Overview

Installation

Client-side extension

This is the most common setup for this extension, being enabled on the client-side at the developer desk to allow him to indicate alongside with his changeset on which issue he is busy.

This is nothing fancier than enabling a general mercurial extension. No weird dependencies are needed, as the comunication with the database is done from the server-side.

After cloning the BugLink repository, the following lines have to be added to your user specific mercurial configuration file (Mercurial.ini on windows or .hgrc):

[extensions]
buglink = path/to/buglink/client/

Server-side extension

This one has to be enabled on each repository that may receive changesets from developpers. This extension will care about updating the database with the issue ID the developpers have been busy with.
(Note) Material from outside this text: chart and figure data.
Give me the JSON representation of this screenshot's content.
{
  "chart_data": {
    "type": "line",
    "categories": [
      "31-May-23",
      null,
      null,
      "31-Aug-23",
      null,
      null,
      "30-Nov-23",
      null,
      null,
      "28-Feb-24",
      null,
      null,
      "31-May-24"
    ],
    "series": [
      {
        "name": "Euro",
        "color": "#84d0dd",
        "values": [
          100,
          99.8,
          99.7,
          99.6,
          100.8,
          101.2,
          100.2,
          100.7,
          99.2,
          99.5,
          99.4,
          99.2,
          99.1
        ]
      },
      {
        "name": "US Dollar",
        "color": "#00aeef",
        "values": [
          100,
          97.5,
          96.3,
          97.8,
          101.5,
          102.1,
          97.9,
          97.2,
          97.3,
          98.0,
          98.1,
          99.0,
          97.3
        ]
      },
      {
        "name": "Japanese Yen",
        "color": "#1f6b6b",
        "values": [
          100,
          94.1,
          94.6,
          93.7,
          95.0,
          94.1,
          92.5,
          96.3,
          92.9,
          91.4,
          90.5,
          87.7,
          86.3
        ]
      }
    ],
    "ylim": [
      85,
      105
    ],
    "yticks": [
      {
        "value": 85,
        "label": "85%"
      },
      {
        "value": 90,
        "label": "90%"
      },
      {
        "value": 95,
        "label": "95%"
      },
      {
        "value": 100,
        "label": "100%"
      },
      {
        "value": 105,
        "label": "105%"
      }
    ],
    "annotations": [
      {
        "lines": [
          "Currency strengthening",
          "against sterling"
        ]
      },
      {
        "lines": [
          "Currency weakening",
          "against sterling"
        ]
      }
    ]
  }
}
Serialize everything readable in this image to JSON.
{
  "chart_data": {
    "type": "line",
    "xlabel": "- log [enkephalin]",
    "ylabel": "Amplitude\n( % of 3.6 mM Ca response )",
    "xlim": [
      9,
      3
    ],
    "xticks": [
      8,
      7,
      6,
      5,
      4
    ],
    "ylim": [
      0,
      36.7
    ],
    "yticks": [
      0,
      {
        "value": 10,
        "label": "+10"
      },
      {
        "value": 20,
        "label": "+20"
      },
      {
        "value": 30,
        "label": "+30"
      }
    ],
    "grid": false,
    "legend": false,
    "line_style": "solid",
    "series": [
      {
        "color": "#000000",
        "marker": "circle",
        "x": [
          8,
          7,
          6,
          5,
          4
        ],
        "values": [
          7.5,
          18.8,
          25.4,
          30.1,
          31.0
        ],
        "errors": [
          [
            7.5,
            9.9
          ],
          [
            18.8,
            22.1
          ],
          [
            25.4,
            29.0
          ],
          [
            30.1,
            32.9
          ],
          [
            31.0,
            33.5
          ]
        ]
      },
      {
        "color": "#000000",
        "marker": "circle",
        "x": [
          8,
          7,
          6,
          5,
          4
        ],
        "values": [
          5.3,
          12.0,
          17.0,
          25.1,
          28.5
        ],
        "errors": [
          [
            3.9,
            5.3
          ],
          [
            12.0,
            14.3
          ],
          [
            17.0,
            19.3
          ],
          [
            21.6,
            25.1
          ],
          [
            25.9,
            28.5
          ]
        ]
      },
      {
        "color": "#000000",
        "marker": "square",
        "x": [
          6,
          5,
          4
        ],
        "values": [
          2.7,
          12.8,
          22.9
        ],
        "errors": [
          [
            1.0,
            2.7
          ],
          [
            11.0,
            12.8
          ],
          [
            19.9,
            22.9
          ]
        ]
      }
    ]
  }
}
This can be a server-wide setting, a repository specific setting, or a setting reserved for the web instance of mercurial (hgweb.conf for instance).

This extension needs to talk to the database, and thus has dependency on SQLAlchemy.

As any other mercurial extensions, it is enabled through modification of the mercurial configuration file (Mercurial.ini on windows or .hgrc), where the following lines have to be added:

[extensions]
buglink_srv = path/to/buglink/server/

Web Interface

We are talking here about a WSGI application. there are plenty of guide on the internet on how to attach a WSGI application to your favorite web server. It looks like the last trendy one is to have a Gunicorn instance behind a nginx proxy. Apache and mod_wsgi also works fine.

The web interface has a bit more dependencies as the rest, as it needs to talk to the database, and deliver content for a web browser. The needed dependencies can be found in srv-requirements.txt. This file follows the pip requirements file format. So that within your virtualenv you just need to run:

pip -r srv-requirements.txt

The web app is located in the following file:

server/web.py

Usage

I will take for granted that you know how to handle a web browser, the server side-extension does not needs anything more than being enabled, we will also only discuss here the usage of the client-side extension.

This extension will record for each specified changeset an issue ID. Those are free-formed strings (without \n) locally stored within mercurial until they are pushed to the server and during the following pull operation the server aknowledge that they have been integrated to the database.

This information can be stored using different method:

During push

If you want to add an issue ID to all the pushed changeset together during your push operation, just use hg push --issueid, and the given issue ID will be linked to the pushed changesets and transmitted to the remote side.

During commit

You can also specify the issue that was worked on at commit-time, for this, you just have to use hg commit --issueid and the commited changeset will get a link with the specified issue ID.

At any other time

You can always use the command hg link or hg unlink to add or edit the issue IDs stored in the local cache.